Skip to main content

Did you know: Why does G.A.P. use the term ‘Pasture Centered?’

By August 3, 2016April 16th, 2021Archives

If you walk through your local meat department, there’s a good chance that you will see a meat product package or sign displaying some description of how the animals were raised. These call-outs are designed to help customers understand where their food comes from and connect with the farms and animals they raise. So in 2008, when G.A.P. set out to determine which descriptions we would use for our labels, we gave it careful consideration.

G.A.P. wanted simple call-outs that captured the spirit of our multi-tiered 5-Step Animal Welfare Rating Program and could be used across species AND Steps; otherwise it would be difficult to keep them all straight.

We are often asked why we use the term ‘Pasture Centered’ instead of ‘Pasture Raised’. G.A.P. uses ‘Pasture Centered’ because our standards allow for animals to be removed from pasture at certain times of the year when being on pasture would impact their health and welfare – think heavy snowfall for example. However, even though animals may be off pasture, they are still required to have continuous daily outdoor access (this might be a barn with a concrete outdoor pen).

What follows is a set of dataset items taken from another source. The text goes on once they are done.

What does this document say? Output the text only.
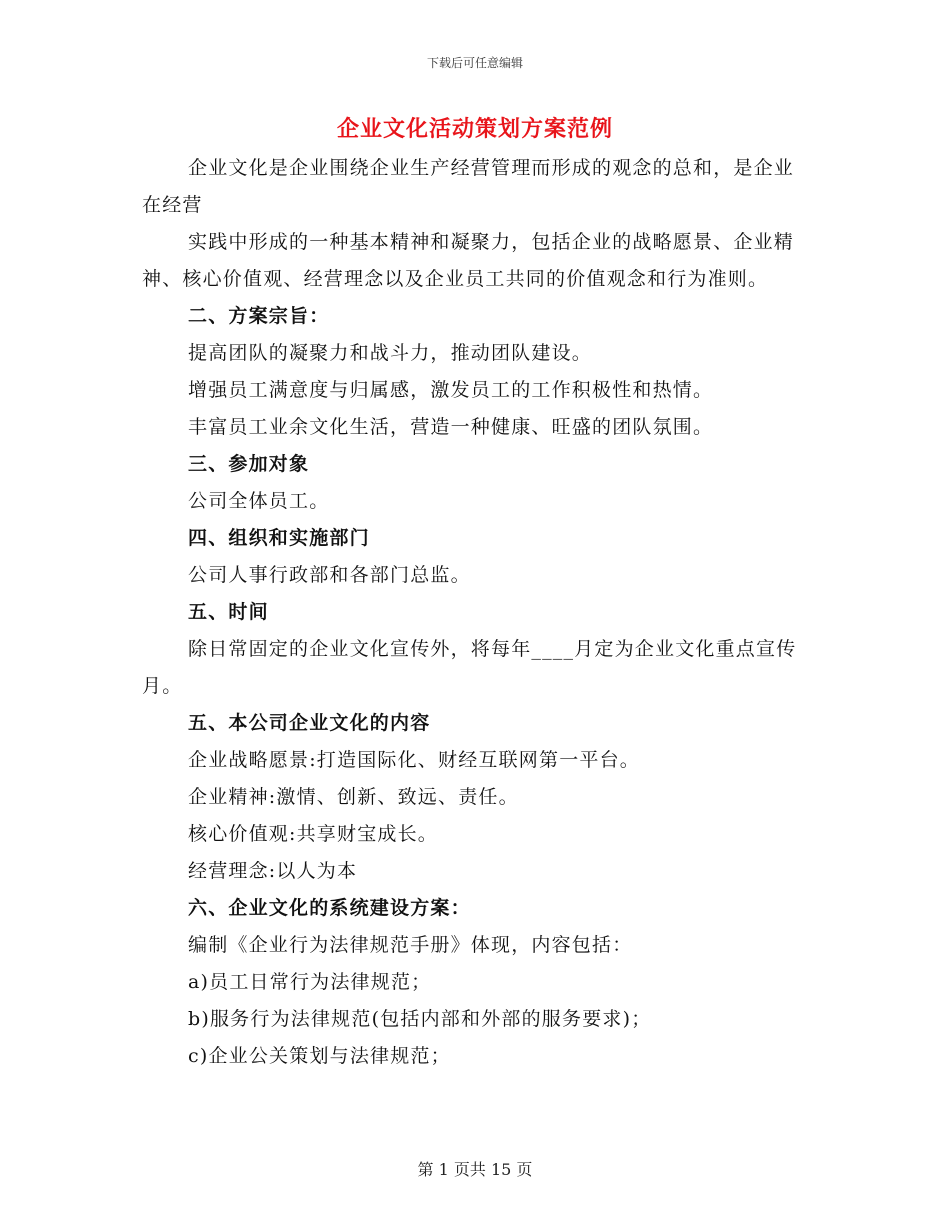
下载后可任意编辑
企业文化活动策划方案范例

企业文化是企业围绕企业生产经营管理而形成的观念的总和，是企业在经营

实践中形成的一种基本精神和凝聚力，包括企业的战略愿景、企业精神、核心价值观、经营理念以及企业员工共同的价值观念和行为准则。

二、方案宗旨：

提高团队的凝聚力和战斗力，推动团队建设。

增强员工满意度与归属感，激发员工的工作积极性和热情。

丰富员工业余文化生活，营造一种健康、旺盛的团队氛围。

三、参加对象

公司全体员工。

四、组织和实施部门

公司人事行政部和各部门总监。

五、时间

除日常固定的企业文化宣传外，将每年____月定为企业文化重点宣传月。

五、本公司企业文化的内容

企业战略愿景:打造国际化、财经互联网第一平台。

企业精神:激情、创新、致远、责任。

核心价值观:共享财宝成长。

经营理念:以人为本

六、企业文化的系统建设方案：

编制《企业行为法律规范手册》体现，内容包括：

a)员工日常行为法律规范；

b)服务行为法律规范(包括内部和外部的服务要求)；

c)企业公关策划与法律规范；

第 1 页共 15 页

As part of our internal discussions at the time, it was felt if we used ‘Pasture Raised’ that gave the impression that animals were always on pasture, whereas ‘Pasture Centered’ better describes farms that keep animals on pasture as much as possible. One could argue this is semantics, but because G.A.P. felt ‘Pasture Centered’ was the most honest description of our farms, we have stood by it over the years.